# Estação meteorológica rural perto de um rio



## globe89 (13 Mar 2012 às 18:47)

Boas, estou a realizar um trabalho na base da energia micro-eólica, e precisava de fazer a modulação dos dados do vento para um local. No meu caso de estudo ele encontra-se  a cerca de 100m de um rio. Alguém aqui no fórum, tem uma instalação com estas características?

Cumprimentos


----------



## Aristocrata (13 Mar 2012 às 21:12)

Boa noite e bem vindo ao fórum.

A minha estação encontra-se a cerca de 150-200 mts (em linha reta) do rio Eiriz, aqui em Paços de Ferreira.

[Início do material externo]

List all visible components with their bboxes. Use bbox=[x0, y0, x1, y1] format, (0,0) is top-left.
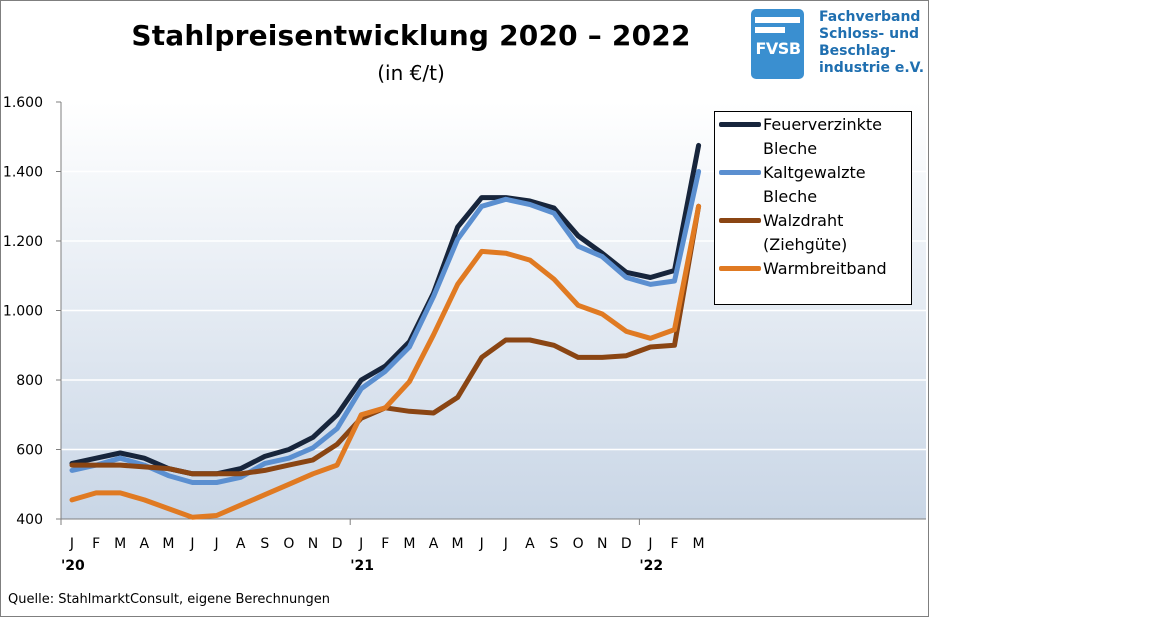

É pequeno o rio (excepto nos invernos normais...
Apenas disponho dos dados no wunderground e os dados recolhidos com o programa "cumulus" desde meados de outubro passado.


----------



## filipe cunha (13 Mar 2012 às 21:57)

Aristocrata disse:


> Boa noite e bem vindo ao fórum.
> 
> A minha estação encontra-se a cerca de 150-200 mts (em linha reta) do rio Eiriz, aqui em Paços de Ferreira. É pequeno o rio (excepto nos invernos normais...
> Apenas disponho dos dados no wunderground e os dados recolhidos com o programa "cumulus" desde meados de outubro passado.



Boas
Eu tambem já facultei os meus dados desde Out/2010, curioso tambem tenho um mini rio a 100 metros e com o Rio Lima a norte a 5kms e a Sul o Rio Neiva tambem a 5kms


----------